Beginning in early gestation, maternal thyroid hormone production normally increases by approximately 50% in response to increased levels of serum thyroxine-binding globulin (resulting from the increase in estrogen levels) and because of stimulation of thyrotropin (TSH) receptors by human chorionic gonadotropin.1 The placenta is a rich source of the type 3 inner ring deiodinase, which enhances the degradation of thyroxine (T4) to bioinactive reverse triiodothyronine (T3).2 Thus, thyroid hormone demand increases, which requires an adequate iodine supply that is obtained primarily from the diet and/or as supplemental iodine (Fig. 1). In addition, fetal thyroid hormone production increases during the second half of pregnancy, further contributing to increased maternal iodine requirements because iodide readily crosses the placenta.

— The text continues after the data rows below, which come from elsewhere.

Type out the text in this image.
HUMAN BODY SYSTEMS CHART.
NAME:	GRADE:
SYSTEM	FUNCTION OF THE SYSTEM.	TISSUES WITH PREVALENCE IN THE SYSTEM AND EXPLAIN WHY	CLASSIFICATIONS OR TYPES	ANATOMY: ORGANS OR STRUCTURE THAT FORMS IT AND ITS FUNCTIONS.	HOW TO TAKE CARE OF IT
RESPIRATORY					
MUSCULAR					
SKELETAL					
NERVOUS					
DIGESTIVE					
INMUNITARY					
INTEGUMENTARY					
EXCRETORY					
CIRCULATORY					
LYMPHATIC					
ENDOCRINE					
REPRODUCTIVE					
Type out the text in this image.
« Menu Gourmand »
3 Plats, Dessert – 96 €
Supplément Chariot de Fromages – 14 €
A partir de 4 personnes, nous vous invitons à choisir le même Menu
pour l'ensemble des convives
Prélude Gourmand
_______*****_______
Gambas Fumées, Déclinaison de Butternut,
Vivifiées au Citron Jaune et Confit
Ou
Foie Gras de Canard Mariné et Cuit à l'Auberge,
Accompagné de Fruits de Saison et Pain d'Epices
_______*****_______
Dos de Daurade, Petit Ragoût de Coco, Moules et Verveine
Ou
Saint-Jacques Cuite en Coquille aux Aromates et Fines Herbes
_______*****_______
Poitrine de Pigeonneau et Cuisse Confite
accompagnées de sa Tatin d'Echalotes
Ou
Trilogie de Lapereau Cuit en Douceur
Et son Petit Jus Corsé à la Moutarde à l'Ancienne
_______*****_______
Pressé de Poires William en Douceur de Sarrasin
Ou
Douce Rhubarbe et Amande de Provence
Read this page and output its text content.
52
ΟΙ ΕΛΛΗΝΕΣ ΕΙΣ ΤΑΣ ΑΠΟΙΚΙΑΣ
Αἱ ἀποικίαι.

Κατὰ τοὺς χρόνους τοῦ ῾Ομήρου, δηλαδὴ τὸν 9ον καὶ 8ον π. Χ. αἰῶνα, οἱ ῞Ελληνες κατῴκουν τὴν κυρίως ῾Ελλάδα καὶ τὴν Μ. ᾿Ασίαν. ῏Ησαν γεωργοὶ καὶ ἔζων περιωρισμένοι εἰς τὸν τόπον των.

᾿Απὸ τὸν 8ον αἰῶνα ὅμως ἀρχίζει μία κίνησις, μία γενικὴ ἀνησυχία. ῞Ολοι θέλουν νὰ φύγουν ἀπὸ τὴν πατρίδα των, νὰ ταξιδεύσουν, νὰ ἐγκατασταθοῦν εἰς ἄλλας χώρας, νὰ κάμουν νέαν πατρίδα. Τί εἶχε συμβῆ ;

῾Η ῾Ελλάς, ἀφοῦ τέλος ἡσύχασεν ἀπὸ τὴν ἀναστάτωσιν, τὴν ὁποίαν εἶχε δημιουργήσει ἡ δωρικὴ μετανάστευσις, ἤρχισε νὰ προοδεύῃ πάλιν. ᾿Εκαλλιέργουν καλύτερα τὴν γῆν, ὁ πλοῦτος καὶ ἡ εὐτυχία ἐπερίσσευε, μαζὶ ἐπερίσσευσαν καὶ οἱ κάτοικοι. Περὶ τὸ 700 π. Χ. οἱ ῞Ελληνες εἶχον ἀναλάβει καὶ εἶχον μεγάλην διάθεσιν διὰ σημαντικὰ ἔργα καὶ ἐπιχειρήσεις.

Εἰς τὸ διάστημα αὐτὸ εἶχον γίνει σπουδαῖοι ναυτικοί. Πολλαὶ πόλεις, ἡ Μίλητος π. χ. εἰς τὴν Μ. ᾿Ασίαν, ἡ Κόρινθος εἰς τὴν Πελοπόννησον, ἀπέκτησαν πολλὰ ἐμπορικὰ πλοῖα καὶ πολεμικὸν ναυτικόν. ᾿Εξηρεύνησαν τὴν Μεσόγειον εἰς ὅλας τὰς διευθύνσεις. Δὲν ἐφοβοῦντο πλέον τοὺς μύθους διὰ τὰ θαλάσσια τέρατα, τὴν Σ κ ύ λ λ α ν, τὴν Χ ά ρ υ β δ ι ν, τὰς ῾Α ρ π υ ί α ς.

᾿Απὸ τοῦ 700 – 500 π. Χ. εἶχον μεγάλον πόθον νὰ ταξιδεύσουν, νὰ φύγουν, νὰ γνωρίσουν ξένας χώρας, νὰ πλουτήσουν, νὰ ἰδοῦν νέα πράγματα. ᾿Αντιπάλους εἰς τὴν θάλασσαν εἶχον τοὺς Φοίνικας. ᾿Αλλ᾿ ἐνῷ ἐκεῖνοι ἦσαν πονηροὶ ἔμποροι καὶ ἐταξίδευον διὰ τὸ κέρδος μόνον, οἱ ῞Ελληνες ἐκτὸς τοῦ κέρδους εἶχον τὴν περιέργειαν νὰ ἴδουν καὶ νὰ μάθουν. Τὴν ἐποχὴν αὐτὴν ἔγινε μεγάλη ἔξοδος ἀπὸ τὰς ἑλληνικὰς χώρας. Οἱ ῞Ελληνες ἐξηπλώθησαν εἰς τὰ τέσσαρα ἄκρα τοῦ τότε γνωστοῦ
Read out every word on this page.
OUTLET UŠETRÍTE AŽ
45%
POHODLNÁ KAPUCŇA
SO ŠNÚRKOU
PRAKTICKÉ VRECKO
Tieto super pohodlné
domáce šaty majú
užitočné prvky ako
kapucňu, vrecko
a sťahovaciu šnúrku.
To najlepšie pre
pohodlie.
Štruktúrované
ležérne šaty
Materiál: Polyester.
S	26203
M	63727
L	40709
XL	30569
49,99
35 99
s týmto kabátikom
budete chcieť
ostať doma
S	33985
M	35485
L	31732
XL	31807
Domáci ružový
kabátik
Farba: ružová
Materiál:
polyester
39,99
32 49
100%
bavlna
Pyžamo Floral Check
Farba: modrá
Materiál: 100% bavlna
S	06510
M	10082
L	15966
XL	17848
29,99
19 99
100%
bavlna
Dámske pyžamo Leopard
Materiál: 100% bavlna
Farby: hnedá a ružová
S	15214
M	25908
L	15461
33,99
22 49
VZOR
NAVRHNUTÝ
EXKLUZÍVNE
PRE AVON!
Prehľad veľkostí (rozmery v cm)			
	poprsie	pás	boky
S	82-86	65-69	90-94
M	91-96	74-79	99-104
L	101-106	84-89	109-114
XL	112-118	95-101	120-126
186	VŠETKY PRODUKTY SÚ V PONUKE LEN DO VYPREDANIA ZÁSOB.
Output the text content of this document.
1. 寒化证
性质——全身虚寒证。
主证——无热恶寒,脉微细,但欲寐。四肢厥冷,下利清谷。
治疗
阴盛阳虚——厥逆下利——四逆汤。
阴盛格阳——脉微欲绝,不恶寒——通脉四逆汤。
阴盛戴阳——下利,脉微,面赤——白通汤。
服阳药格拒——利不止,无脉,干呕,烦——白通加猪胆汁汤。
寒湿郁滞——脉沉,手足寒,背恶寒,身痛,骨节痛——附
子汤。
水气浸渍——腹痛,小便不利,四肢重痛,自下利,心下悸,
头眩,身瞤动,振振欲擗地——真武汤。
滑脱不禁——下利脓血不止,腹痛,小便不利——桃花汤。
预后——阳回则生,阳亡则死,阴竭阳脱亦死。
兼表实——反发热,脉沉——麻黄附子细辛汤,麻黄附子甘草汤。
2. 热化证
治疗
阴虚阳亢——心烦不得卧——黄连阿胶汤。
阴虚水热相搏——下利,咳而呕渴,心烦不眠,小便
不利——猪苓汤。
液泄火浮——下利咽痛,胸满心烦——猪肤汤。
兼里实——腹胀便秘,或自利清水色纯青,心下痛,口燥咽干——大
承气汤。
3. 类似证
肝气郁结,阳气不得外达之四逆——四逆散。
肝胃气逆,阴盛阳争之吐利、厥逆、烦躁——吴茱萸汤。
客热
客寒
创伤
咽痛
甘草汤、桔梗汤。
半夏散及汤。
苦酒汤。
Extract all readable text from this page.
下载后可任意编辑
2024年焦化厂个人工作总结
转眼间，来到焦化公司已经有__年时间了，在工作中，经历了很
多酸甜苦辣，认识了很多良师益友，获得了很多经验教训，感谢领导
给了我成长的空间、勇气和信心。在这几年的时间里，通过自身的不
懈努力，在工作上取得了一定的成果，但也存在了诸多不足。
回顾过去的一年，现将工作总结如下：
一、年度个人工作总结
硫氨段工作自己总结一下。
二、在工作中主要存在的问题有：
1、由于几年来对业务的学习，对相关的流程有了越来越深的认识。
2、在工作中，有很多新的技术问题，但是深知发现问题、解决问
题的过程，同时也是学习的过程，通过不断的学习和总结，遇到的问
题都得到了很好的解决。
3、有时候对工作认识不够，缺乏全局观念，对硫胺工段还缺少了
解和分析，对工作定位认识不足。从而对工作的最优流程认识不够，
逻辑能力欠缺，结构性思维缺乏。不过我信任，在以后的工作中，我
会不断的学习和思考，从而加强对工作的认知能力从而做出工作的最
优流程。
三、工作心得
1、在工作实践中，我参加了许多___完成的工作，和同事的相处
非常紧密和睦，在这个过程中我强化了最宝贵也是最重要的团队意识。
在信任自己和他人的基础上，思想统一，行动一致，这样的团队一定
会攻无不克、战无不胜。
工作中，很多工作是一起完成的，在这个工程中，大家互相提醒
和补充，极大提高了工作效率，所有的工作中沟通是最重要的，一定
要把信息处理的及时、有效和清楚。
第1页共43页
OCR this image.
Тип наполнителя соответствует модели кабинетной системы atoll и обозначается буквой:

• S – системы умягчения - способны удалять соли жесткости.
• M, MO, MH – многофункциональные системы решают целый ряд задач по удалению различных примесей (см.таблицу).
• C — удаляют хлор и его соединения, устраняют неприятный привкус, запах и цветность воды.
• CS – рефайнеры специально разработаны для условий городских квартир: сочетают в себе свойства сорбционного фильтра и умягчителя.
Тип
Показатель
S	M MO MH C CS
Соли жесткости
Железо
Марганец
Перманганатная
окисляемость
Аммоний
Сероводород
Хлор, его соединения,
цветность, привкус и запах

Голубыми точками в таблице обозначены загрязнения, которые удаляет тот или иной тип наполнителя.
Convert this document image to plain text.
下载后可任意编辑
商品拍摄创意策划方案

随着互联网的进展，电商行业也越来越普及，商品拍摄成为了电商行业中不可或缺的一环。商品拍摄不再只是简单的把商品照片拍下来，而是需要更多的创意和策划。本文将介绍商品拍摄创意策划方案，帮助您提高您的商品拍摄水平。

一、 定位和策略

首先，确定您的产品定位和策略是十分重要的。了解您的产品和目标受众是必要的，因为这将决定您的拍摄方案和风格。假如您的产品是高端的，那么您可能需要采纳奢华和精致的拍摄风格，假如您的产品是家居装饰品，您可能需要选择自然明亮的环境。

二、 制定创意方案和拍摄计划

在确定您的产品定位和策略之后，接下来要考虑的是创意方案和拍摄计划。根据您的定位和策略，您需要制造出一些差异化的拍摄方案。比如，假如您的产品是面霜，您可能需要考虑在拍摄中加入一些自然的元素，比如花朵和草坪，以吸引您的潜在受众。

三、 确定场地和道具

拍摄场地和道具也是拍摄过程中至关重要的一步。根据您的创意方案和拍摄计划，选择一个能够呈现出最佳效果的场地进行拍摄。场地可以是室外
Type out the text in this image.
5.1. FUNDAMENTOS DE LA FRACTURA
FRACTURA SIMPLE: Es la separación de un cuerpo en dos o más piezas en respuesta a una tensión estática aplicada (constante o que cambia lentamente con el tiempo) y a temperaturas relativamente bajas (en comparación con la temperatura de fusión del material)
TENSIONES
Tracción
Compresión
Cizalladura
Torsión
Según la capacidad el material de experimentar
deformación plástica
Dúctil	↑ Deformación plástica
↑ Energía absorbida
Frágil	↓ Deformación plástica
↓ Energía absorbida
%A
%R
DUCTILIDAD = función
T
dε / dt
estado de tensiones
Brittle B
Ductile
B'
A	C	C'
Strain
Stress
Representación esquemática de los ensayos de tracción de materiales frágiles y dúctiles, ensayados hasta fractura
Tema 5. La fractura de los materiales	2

Fig. 1 Conceptual models of adequate (left panel) and inadequate (right panel) iodine nutrition and thyroid function. (Adapted from Glinoer D. The importance of iodine nutrition during pregnancy. Public Health Nutr 2007;10(12A):1543; with permission.) |
After oral ingestion, iodide is rapidly absorbed through the stomach and duodenum.3 Iodide, in its pure form, is 100% bioavailable and fully absorbed. Plasma inorganic iodide is then transported through the circulation to be either taken up by the thyroid in varying amounts (5%–100% of absorbed iodine), depending on the iodine supply and the functional state of the thyroid,3 or it is renally excreted. The normal thyroid gland contains approximately 15 g of iodine.4 The inability to compensate for the increased iodine demand of pregnancy is associated with the development of maternal goiter due to TSH stimulation.5
The primary route of iodine excretion is through the kidney,6 which accounts for more than 90% of ingested iodine.3 Beginning in early pregnancy, the glomerular filtration rate of iodide increases by 30% to 50%,1 thereby further decreasing the circulating pool of plasma iodine.7 Stilwell and colleagues8 reported that median urinary iodine levels in Tasmania, a region of mild iodine deficiency, decline after the elevated excretion seen in early pregnancy. A comparison of pregnant women from various countries demonstrated that peak gestational urinary iodine levels vary, thus suggesting differences in renal excretion thresholds by regional dietary iodine intake.9
Because of increased thyroid hormone production, increased renal iodine losses, and fetal iodine requirements in pregnancy, dietary iodine requirements are higher in pregnant adults than in nonpregnant adults.10 Guidelines for daily dietary iodine intake of pregnant women, based on several studies that assessed the effect of iodine supplementation on maternal thyroid volume,11 indicate a higher iodine requirement in these women than that for nonpregnant nonlactating adolescents and adults (Table 1).